Вериго жил на улице Восстания, неподалеку от Знаменской церкви. Баранов часто бывал в его квартире и с опаской вспоминал огромную, похожую на зал комнату профессора. И в хорошие годы здесь было холодновато, в эту же зиму вряд ли много теплей, чем на улице. Не замерз ли старик? Баранов успокаивал себя — Вериго не из тех, кто погибает от холода. Крепче дуба, несокрушимей скалы! Сколько раз вместе поднимались на Эльбрус, и этот человек, старше своих студентов на добрых четверть века, карабкался по кручам, как горный козел. Крупный ученый, видный специалист по космическим лучам — всему можно учиться у него: и физике, и спорту, и человеческому благородству, и тонкой воспитанности, и дружелюбной вежливости… Все же Баранов постучал в дверь с беспокойством.

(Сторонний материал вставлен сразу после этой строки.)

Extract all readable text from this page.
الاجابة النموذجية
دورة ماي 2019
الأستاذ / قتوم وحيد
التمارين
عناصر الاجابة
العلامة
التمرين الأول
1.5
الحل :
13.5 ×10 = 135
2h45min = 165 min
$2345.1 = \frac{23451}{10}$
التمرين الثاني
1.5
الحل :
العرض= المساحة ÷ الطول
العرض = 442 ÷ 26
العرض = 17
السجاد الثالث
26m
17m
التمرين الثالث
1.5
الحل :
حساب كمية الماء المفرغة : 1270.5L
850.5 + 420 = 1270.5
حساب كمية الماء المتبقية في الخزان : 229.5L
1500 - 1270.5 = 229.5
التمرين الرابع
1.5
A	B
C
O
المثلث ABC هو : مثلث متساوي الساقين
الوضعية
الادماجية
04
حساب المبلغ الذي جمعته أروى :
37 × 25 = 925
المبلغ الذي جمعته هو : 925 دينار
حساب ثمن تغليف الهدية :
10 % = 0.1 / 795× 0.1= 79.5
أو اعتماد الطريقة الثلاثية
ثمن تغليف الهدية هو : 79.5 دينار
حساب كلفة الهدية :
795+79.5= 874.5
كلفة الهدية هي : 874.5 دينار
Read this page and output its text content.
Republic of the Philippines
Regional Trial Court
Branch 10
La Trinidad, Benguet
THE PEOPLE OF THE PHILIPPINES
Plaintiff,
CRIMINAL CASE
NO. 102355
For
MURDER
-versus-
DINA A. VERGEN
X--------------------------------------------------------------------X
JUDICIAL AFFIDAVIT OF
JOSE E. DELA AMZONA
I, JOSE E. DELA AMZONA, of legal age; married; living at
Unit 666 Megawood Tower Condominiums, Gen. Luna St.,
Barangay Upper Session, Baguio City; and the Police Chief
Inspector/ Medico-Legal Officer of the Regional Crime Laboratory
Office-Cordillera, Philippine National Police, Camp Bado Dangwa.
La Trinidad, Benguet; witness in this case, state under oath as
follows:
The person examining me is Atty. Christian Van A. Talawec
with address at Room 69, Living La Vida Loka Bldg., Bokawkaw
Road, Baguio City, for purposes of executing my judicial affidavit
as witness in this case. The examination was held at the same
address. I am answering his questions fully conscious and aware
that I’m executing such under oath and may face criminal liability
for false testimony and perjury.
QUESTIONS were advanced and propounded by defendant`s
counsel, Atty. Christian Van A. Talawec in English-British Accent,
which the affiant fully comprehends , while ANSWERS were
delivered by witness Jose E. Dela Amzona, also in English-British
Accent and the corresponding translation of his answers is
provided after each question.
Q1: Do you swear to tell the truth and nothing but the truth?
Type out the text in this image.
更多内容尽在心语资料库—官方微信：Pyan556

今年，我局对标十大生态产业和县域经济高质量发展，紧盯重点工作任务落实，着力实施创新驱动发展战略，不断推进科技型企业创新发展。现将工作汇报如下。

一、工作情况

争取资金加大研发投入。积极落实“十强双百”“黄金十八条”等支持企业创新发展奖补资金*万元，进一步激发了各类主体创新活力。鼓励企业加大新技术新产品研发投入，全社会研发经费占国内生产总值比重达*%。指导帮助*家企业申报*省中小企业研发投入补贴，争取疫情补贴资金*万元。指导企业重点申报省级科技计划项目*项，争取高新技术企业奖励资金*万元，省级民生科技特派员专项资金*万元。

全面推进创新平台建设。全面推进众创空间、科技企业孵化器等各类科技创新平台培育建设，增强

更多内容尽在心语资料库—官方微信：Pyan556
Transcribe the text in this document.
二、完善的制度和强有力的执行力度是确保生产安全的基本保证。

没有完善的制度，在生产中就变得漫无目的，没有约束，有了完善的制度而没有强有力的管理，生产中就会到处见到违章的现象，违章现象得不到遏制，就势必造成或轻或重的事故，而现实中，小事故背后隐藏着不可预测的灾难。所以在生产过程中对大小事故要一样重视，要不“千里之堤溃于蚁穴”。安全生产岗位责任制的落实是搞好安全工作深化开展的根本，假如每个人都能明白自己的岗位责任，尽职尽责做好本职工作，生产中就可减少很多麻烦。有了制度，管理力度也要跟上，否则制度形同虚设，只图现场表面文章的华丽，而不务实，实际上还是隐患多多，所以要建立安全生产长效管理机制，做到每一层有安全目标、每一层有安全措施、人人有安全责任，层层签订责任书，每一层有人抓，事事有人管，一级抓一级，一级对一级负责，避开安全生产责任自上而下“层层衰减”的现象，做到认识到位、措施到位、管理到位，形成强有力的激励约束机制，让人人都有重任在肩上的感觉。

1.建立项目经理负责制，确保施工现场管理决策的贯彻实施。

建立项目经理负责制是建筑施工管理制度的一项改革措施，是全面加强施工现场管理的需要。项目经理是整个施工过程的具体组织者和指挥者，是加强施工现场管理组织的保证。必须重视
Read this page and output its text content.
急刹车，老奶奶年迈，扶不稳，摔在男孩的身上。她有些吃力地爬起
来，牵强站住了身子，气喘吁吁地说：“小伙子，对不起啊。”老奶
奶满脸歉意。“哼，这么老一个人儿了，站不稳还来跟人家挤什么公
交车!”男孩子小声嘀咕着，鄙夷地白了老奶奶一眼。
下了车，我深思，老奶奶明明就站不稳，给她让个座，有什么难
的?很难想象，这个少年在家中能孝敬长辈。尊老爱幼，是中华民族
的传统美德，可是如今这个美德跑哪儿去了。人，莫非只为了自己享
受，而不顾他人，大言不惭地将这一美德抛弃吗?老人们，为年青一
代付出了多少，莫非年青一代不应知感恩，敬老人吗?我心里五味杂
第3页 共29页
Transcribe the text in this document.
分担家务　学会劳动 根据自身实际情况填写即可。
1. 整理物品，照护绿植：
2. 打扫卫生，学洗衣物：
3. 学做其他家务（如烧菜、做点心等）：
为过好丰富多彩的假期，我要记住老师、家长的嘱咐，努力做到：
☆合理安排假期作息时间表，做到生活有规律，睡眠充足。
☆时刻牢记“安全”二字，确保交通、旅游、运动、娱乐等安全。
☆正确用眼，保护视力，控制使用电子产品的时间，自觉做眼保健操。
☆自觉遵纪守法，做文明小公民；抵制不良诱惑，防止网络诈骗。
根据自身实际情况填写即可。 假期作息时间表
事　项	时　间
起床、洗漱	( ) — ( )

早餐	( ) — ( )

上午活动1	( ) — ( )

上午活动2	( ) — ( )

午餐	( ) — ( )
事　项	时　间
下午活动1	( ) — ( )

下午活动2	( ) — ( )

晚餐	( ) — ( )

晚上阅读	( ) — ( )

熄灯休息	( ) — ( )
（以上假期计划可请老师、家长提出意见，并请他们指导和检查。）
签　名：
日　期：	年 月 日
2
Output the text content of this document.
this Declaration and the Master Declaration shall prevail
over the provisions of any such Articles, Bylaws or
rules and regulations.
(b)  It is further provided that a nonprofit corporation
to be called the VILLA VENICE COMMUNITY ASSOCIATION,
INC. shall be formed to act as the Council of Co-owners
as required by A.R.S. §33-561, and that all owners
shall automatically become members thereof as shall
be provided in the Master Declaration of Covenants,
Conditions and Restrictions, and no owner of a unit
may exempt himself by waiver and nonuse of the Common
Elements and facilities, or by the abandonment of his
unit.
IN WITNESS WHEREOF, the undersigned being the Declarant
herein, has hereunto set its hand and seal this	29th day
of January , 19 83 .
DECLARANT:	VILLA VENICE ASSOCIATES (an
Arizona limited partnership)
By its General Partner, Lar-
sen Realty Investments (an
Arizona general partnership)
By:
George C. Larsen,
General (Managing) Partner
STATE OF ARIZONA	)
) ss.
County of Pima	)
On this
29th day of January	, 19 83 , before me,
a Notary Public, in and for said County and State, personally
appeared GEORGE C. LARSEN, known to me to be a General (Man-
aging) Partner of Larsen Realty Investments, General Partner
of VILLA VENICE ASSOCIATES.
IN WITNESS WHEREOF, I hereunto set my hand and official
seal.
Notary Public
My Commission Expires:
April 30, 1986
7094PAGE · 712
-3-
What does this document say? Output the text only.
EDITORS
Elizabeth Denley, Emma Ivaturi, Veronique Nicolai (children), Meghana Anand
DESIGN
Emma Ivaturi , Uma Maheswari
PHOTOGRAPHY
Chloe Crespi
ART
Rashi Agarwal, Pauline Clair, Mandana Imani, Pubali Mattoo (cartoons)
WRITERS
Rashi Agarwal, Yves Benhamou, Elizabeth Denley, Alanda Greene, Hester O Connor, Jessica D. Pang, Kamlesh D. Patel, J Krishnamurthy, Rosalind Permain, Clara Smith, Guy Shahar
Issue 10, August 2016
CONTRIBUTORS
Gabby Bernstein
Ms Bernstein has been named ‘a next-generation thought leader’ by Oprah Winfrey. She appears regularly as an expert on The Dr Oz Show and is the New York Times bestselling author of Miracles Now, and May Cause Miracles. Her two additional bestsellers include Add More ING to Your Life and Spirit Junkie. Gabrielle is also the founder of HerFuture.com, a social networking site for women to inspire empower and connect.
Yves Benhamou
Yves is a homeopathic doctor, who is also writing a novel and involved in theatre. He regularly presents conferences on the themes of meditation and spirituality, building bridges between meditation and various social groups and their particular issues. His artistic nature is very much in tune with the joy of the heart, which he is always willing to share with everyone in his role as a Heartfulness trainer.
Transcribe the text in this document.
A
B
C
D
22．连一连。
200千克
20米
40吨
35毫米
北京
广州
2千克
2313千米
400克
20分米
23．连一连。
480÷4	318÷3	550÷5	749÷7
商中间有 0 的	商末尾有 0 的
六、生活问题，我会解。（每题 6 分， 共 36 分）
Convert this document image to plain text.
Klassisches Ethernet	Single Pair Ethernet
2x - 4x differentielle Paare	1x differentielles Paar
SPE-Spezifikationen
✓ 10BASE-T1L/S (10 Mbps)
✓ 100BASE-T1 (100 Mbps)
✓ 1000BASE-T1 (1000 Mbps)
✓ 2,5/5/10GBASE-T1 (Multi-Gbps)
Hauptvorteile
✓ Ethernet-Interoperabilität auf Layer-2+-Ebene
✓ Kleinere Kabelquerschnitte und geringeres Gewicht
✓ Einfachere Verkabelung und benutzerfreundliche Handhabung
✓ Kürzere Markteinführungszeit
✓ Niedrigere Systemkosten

Послышались шаркающие шаги, знакомый, только очень усталый голос спросил, кто пришел. Баранов крикнул:
— Это я, Александр Брониславович, Баранов!
— Ты, Сережа? — Вериго впустил ученика. — Вот уж не ожидал.
Он шел впереди, показывая дорогу. Баранов, пораженный, остановился на пороге. В большой — метров на пятьдесят — комнате на стенах нарос лед, углы затянуло инеем. И она казалась скорей складом или мастерской, чем кабинетом ученого: у стены стоял токарный станок, в углу возвышались горкой части разобранной автомашины, на полу лежал развинченный мотоцикл, неподалеку остатки двух других, используемых, по виду, на запчасти. В свисавший с потолка деревянный пропеллер была вмонтирована лампочка — запыленная, потемневшая, она сейчас не горела. А у голландской кафельной печи, огромного красивого сооружения, профессор устроил горный бивак поставил небольшой шатер, крышу покрыл — для утепления — матрацом, портьерами, шубами, коврами, даже лыжным костюмом, к боковым стенкам придвинул шкаф и буфет, как бы защищаясь ими от ураганных ветров.
Вериго пригласил гостя в шатер. Внутри стояла койка, стол, у стола табуретка. В маленькой печурке тлел огонек, железная труба, аккуратно вделанная в кафель печи, шла на уровне головы. Светила крохотная лампочка: питавший ее аккумулятор был упрятан под стол. На столе возвышалась стопочка книг. Было уютно, светло, теплей, чем в комнате. Вериго сел на койку, Баранов — на табуретку. Старый профессор был в двух свитерах, голову обмотал шалью, прилаженной так аккуратно, что она казалась пушистым чепцом. Он похудел, но больным не выглядел — железное здоровье не отказало даже в эти страшные дни.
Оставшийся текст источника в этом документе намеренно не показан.